In the United States and elsewhere, including Britain and Australia, the use of private security companies has turned the detention of unwanted immigrants into a multinational industry. Increasingly, governments are looking to private companies to expand detention and show voters that they are enforcing tougher immigration laws.
Some of the companies are huge — one is among the largest private employers in the world — and they say they are meeting demand faster and less expensively than the public sector could.

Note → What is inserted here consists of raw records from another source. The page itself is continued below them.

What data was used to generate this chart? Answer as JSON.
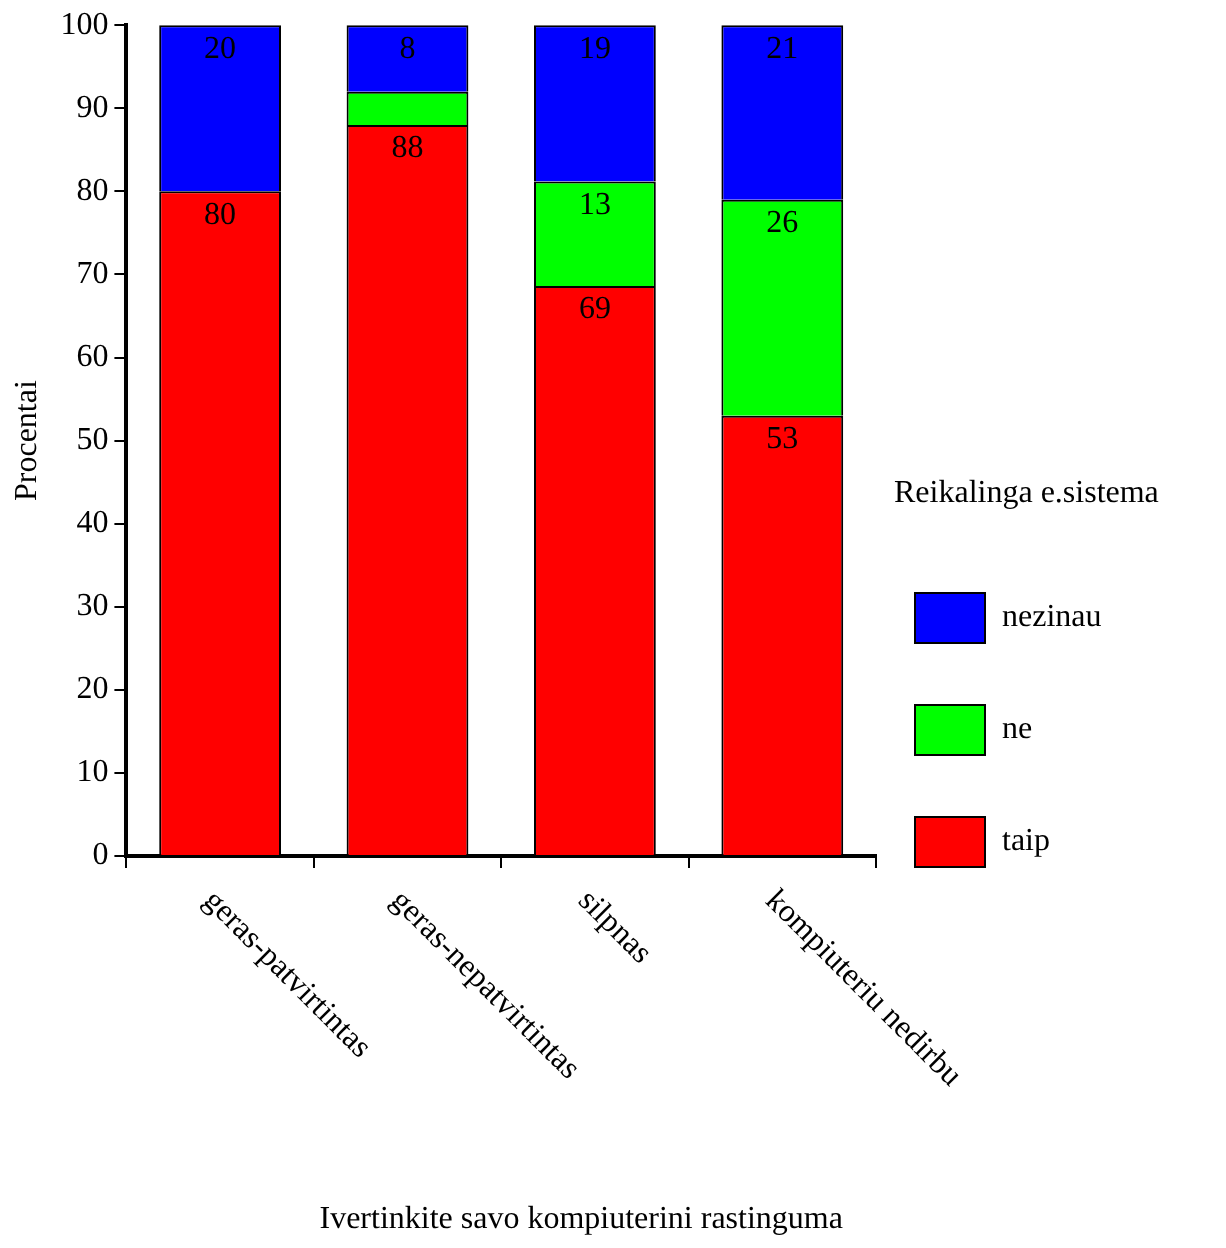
{
  "chart_data": {
    "type": "bar",
    "stacked": true,
    "xlabel": "Ivertinkite savo kompiuterini rastinguma",
    "ylabel": "Procentai",
    "legend_title": "Reikalinga e.sistema",
    "legend": "right",
    "grid": false,
    "categories": [
      "geras-patvirtintas",
      "geras-nepatvirtintas",
      "silpnas",
      "kompiuteriu nedirbu"
    ],
    "ylim": [
      0,
      100
    ],
    "yticks": [
      0,
      10,
      20,
      30,
      40,
      50,
      60,
      70,
      80,
      90,
      100
    ],
    "series": [
      {
        "name": "taip",
        "color": "#ff0000",
        "values": [
          80,
          88,
          68.6,
          53
        ],
        "value_labels": [
          "80",
          "88",
          "69",
          "53"
        ]
      },
      {
        "name": "ne",
        "color": "#00ff00",
        "values": [
          0,
          4,
          12.6,
          26
        ],
        "value_labels": [
          null,
          null,
          "13",
          "26"
        ]
      },
      {
        "name": "nezinau",
        "color": "#0000ff",
        "values": [
          20,
          8,
          18.8,
          21
        ],
        "value_labels": [
          "20",
          "8",
          "19",
          "21"
        ]
      }
    ]
  }
}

But the ballooning of privatized detention has been accompanied by scathing inspection reports, lawsuits and the documentation of widespread abuse and neglect, sometimes lethal. Human rights groups say detention has neither worked as a deterrent nor speeded deportation, as governments contend, and some worry about the creation of a “detention-industrial complex” with a momentum of its own.
Private companies now control nearly half of all detention beds in the United States. In Britain, 7 of 11 detention centers and most short-term holding places for immigrants are run by for-profit contractors.
No country has more completely outsourced immigration enforcement, with more troubled results, than Australia. Under unusually severe mandatory detention laws, the system has been run by a succession of three publicly traded companies since 1998.
That is from this comprehensive analysis in the NYT on immigration and emigration, the subtitle is "Privately Run Immigration Detention System," a good example of unproductive entrepreneurship.